Jika ada sesuatu yang membuat kalian ragu, hilang arah, kosong, tak apa. Percayalah, semua akan berlalu! Lakukanlah beberapa hal yang mungkin menyenangkan bagi kalian, atau sekadar mencoba hal baru yang kalian belum tahu apa efeknya di hidup kalian.

Menulis misalnya? Bercerita, bertukar kabar?
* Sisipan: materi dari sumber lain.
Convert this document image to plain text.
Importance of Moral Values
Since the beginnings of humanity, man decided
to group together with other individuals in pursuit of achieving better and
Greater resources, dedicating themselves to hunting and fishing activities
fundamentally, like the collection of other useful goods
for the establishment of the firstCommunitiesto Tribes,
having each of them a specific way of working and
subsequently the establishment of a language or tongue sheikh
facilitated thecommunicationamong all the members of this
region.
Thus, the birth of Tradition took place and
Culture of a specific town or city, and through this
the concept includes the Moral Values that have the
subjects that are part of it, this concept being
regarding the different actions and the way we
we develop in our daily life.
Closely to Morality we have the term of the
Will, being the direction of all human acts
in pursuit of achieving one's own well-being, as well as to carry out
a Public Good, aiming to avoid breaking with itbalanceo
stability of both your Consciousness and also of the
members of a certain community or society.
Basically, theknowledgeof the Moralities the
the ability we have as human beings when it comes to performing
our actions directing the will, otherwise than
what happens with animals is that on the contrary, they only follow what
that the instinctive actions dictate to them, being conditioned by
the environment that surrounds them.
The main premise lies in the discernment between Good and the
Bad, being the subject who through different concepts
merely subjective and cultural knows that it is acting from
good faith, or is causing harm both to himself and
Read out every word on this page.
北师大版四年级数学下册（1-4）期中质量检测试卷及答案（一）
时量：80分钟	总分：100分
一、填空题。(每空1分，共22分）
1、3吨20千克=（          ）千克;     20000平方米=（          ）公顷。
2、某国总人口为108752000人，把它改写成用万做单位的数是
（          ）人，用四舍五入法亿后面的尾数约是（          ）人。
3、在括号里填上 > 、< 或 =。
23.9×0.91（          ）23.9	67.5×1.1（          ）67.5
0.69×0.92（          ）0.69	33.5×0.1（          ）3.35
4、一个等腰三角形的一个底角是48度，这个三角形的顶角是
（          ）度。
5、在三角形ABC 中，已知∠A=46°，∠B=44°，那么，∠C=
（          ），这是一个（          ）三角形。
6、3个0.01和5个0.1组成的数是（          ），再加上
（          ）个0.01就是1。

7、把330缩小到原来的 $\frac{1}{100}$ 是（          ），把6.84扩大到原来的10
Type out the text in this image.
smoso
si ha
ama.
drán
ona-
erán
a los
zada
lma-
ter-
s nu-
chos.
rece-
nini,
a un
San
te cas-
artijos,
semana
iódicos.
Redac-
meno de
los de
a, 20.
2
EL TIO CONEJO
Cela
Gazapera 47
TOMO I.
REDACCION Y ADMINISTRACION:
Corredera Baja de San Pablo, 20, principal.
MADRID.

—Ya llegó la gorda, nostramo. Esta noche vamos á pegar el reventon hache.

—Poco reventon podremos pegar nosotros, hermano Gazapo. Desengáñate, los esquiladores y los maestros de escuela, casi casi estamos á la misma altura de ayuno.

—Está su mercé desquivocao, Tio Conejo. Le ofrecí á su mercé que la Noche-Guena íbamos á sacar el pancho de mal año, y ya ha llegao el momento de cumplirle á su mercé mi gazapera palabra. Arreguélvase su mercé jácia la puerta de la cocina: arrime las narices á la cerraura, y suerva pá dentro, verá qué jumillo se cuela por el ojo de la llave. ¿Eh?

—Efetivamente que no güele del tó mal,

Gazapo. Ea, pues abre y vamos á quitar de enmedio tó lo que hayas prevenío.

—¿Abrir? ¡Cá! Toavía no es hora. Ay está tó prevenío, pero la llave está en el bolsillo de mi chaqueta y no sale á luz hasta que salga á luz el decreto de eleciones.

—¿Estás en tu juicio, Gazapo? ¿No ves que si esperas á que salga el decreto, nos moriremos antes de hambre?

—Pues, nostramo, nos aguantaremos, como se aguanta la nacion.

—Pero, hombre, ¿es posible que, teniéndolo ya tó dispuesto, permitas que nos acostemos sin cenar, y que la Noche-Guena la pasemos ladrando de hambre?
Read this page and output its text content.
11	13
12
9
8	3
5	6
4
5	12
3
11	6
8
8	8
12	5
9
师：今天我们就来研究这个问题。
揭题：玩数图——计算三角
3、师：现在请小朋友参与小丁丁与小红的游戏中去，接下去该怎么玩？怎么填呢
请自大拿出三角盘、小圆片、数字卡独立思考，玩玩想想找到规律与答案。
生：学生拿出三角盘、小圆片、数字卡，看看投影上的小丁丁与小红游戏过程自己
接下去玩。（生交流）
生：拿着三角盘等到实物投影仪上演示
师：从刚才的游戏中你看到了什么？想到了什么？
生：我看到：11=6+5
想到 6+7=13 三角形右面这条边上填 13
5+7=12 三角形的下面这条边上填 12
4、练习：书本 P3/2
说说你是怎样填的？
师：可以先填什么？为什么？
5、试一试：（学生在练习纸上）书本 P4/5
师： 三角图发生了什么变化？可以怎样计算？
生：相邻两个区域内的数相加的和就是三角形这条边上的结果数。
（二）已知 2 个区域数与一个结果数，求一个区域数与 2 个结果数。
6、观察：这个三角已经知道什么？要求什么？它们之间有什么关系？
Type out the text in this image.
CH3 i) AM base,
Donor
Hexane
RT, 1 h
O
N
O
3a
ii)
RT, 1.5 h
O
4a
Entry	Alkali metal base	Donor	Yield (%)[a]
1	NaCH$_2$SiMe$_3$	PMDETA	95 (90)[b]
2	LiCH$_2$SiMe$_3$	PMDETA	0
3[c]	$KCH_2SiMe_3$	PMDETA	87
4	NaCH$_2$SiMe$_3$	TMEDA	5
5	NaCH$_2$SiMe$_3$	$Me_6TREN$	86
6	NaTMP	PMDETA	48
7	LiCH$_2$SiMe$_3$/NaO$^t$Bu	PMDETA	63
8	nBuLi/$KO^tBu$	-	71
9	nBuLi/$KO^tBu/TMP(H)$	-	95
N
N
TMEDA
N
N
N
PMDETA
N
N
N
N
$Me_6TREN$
Aku pribadi menyadari, bagaimana susahnya mencari sesuatu yang kita sendiri tidak tahu, apa akar permasalahannya. Namun, yang jelas kita perlu tahu bahwa semua tak harus selesai sekali jalan, adakalanya diri ini berhenti untuk bertahan.

 

Terlebih lagi, aku ada di sini bersama kalian!

 

Kali ini adalah ceritaku, bagaimana aku menuangkannya dalam sebuah blog. Dan kalian bisa, loh!

Jika ada hal yang sulit diucapkan oleh kata-kata, ada jemari yang berusaha untuk mulai menyapa.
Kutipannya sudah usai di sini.